Heart of Hingham


There were no rooms in the inn this weekend at Normandy Farms Family Camping Resort in Foxboro, so we drove in the rain in rush-hour stop-and-go Boston-area traffic to reach a secluded state park in Hingham, Massachusetts. We are one of about four RVs here at Wompatuck State Park, which used to be used for testing artillery in World War II but now is a pretty woods where the camping sites are far apart, thus fairly private.

I'm having fun exploring the towns outside of Boston during this phase of the ramble, because when I grew up in Wayland I never came to these places. Hingham? I heard about it in WBZ Radio traffic reports. Foxboro?
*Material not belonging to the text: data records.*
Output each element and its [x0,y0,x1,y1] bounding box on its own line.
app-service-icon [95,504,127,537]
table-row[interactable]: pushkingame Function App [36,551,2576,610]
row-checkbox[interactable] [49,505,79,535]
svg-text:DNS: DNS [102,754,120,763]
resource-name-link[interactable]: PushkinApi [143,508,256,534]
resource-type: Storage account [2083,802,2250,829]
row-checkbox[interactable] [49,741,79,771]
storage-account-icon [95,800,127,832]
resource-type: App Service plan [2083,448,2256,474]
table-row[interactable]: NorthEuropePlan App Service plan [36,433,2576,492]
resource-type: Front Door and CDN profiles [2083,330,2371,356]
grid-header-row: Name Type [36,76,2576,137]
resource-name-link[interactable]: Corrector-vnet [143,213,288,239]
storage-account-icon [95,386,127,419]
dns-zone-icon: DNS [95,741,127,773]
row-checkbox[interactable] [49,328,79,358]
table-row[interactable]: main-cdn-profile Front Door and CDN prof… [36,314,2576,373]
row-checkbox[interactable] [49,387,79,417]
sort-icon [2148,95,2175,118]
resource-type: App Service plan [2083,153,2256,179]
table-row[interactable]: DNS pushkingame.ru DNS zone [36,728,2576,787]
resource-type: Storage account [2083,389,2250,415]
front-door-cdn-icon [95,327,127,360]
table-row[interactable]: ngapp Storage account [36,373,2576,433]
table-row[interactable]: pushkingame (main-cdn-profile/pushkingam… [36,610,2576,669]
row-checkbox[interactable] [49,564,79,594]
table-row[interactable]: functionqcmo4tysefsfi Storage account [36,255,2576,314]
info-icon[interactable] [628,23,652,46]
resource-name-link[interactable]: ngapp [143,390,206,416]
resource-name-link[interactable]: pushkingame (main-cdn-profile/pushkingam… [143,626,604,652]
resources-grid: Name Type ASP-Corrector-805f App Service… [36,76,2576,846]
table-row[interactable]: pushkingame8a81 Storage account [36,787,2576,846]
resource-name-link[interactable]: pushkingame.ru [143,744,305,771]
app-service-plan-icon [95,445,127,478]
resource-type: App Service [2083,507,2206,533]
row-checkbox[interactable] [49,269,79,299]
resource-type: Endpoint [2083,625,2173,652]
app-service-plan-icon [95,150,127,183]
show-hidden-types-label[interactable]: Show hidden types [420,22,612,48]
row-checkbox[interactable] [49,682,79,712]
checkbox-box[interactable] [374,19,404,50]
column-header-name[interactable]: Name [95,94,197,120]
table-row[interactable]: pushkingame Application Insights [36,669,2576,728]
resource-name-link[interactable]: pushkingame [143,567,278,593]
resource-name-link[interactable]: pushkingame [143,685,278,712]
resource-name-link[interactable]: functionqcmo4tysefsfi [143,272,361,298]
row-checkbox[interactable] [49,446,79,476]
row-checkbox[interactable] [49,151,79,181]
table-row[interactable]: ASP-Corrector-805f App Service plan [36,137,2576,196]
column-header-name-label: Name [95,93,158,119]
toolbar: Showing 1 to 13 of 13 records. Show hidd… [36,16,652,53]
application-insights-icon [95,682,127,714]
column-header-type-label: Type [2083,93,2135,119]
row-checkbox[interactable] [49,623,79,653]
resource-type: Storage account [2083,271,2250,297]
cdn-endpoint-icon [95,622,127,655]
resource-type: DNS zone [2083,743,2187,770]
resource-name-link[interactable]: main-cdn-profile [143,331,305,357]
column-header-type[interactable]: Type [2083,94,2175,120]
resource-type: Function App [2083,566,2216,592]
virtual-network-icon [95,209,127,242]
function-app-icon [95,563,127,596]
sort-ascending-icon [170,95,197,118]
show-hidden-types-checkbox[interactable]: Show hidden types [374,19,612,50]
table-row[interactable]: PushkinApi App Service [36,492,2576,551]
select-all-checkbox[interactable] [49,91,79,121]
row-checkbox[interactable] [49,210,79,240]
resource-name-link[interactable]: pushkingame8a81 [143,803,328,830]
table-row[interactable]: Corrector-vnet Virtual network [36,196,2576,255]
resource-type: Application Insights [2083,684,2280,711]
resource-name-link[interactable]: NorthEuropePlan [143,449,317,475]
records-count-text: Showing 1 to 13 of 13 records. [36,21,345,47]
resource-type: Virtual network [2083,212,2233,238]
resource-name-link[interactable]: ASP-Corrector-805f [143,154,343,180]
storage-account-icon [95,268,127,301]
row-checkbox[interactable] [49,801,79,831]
Before the football stadium was built there, I'm not sure I'd ever heard of it. This early sense of geography is tribal. As a boy, I had a vague sense that those who lived 40 minutes away were not "our people" and that they might not take kindly to our intruding on their affairs. But now I'm rolling across New England in a 32-foot motorhome, a goofy Denver tourist wherever I go, so why not check out some of those tribal territories I never knew as a kid? This could lead anywhere: Hull? Revere? Swamscott?

It helps that I'm reading Conrad's Heart of Darkness, which evokes the terrors of traveling into Africa with cannibals as crew on the little river steamer, looking for Mr. Kurtz.

For now, we will make a Volvo foray into deepest, darkest Hingham to find the heart of darkness at a coffee shop with WI-FI.